SPORT1: Zur neuen Saison bekommen Sie mit Julian Nagelsmann einen neuen Trainer. Was erwarten Sie sich von der Zusammenarbeit mit ihm?
Halstenberg: Ich habe mir noch nicht viele Gedanken darüber gemacht, weil im Moment Ralf Rangnick unser Trainer ist. Wir haben noch das Ziel, uns für die Champions League zu qualifizieren und dann wird man nächstes Jahr sehen, was mit Julian Nagelsmann möglich ist. Ich denke, dass er ein sehr guter Trainer ist und einen neuen Input in die Mannschaft und den Verein bringen wird. Gerade was das Spielerische angeht. Da bin ich gespannt, was mich erwartet.
SPORT1: Sie haben sich im Januar 2018 einen Kreuzbandris zugezogen. Wie haben Sie es geschafft, nach diesem herben Rückschlag, in relativ kurzer Zeit wieder auf dieses Niveau zu kommen?
Halstenberg: Ich habe vom Verein große Rückendeckung bekommen, habe meinen Vertrag dann verlängert und dann lässt sich das ein bisschen einfacher angehen. Der Verein hat mir Zeit gegeben und ich habe mit meinem Reha-Therapeuten in Ruhe gearbeitet. Das es dann natürlich so gut läuft nach acht Monaten mit den Jungs wieder 90 Minuten auf dem Platz zu stehen, war sehr schön für mich. Jetzt habe ich wieder viele Spiele hinter mir und das Knie hält und fühlt sich gut an.
SPORT1: Einige hatten Sie auch für die WM auf dem Zettel. Wie bitter war es zu wissen, dass man keine Option mehr ist?
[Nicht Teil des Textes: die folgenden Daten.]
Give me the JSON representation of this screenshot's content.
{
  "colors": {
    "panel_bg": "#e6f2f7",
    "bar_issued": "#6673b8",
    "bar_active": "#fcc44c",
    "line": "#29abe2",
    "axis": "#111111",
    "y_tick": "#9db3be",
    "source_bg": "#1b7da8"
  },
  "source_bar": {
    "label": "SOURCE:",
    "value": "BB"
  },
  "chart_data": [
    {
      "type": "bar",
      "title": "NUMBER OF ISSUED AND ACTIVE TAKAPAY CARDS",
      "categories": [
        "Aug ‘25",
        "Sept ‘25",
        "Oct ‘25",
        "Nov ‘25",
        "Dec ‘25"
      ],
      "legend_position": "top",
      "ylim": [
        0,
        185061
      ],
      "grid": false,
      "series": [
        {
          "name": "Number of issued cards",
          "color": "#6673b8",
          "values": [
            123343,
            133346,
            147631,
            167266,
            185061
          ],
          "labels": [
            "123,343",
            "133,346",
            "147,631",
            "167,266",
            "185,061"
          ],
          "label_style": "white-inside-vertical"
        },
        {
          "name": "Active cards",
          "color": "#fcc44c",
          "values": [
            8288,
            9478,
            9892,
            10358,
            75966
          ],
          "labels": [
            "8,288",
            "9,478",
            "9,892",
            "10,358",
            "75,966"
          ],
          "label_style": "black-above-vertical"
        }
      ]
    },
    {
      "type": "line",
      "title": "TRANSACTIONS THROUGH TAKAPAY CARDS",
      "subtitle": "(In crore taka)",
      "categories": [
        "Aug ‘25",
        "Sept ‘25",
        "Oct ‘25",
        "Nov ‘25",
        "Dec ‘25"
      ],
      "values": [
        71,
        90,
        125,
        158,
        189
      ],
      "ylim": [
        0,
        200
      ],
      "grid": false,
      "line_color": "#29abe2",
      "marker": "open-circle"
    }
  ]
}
Halstenberg: Nach der Diagnose "Kreuzbandriss" geht einem einiges durch den Kopf. Klar denkt man auch darüber nach, dass man vielleicht eine Option gewesen wäre. Das war dann mit der Verletzung natürlich gegessen. Aber noch schlimmer war die Gewissheit, dass man für mindestens sechs Monate raus ist. Dass es keine leichte Zeit wird, war mir auch klar. Aber ich habe mich bei meiner Frau, meinen Freunden, meinem Team und meiner Familie gut geborgen gefühlt. Die haben mich aus meinem kleinen Loch geholt und ich habe schnell wieder nach vorne geguckt.
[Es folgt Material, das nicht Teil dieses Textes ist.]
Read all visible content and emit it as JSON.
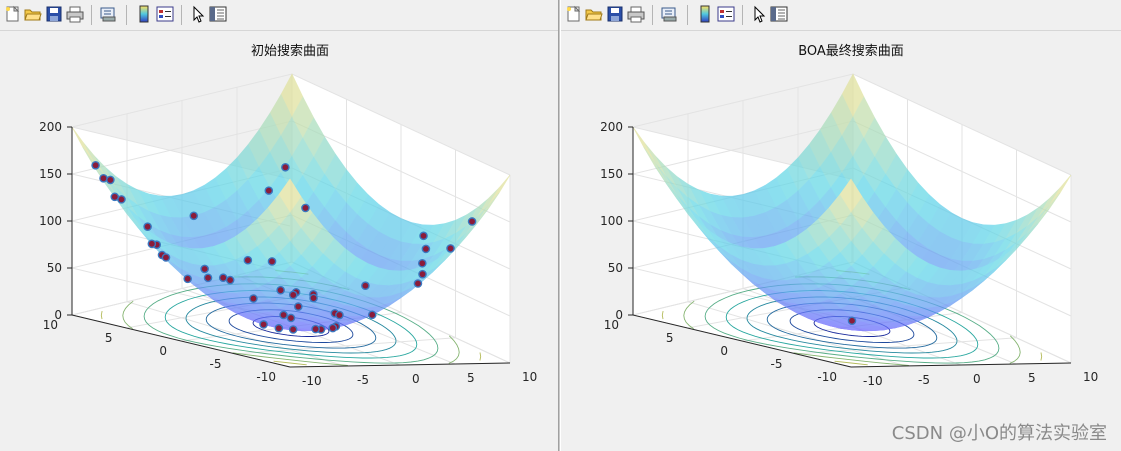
{
  "figures": [
    {
      "title": "初始搜索曲面",
      "z_ticks": [
        "200",
        "150",
        "100",
        "50",
        "0"
      ],
      "x_ticks": [
        "10",
        "5",
        "0",
        "-5",
        "-10"
      ],
      "y_ticks": [
        "10",
        "5",
        "0",
        "-5",
        "-10"
      ],
      "points_shown": true
    },
    {
      "title": "BOA最终搜索曲面",
      "z_ticks": [
        "200",
        "150",
        "100",
        "50",
        "0"
      ],
      "x_ticks": [
        "10",
        "5",
        "0",
        "-5",
        "-10"
      ],
      "y_ticks": [
        "10",
        "5",
        "0",
        "-5",
        "-10"
      ],
      "points_shown": true
    }
  ],
  "toolbar": {
    "icons": [
      "new-file-icon",
      "open-folder-icon",
      "save-icon",
      "print-icon",
      "print-preview-icon",
      "colorbar-icon",
      "legend-icon",
      "pointer-icon",
      "property-editor-icon"
    ]
  },
  "colors": {
    "surface_low": "#6a5cff",
    "surface_mid": "#5fd7e8",
    "surface_high": "#ffe38a",
    "point_fill": "#8b1c3a",
    "contour_low": "#1a2a9c",
    "contour_high": "#e0c040"
  },
  "watermark": "CSDN @小O的算法实验室"
}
SPORT1: Sie kannten die Nationalmannschaft noch mit den drei Identifikationsfiguren Müller, Boateng & Hummels. War jetzt ein Unterschied zu spüren?
Halstenberg: Schwer zu sagen. Als ich 2017 das erste Mal für die Nationalmannschaft nominiert wurde, waren Thomas Müller und Jerome Boateng gar nicht dabei, weil sie angeschlagen waren. Mats kenn ich aus Dortmunder Zeiten. Klar ist er eine Persönlichkeit ein Ruhepol und bringt die Mannschaft auch mit seiner Erfahrung nach vorne. Aber dass jetzt irgendetwas anders war, würde ich nicht sagen.
SPORT1: Sie sprechen das Thema Erfahrung an. Mit 27 gehören Sie zu den älteren Spielern im Team. In welcher Rolle sehen Sie sich?
Halstenberg: Ich sehe mich schon noch als Frischling, ich war jetzt erst das zweite Mal dabei. Ich versuche mich ins Team zu integrieren und die Sache einfach ganz entspannt anzugehen.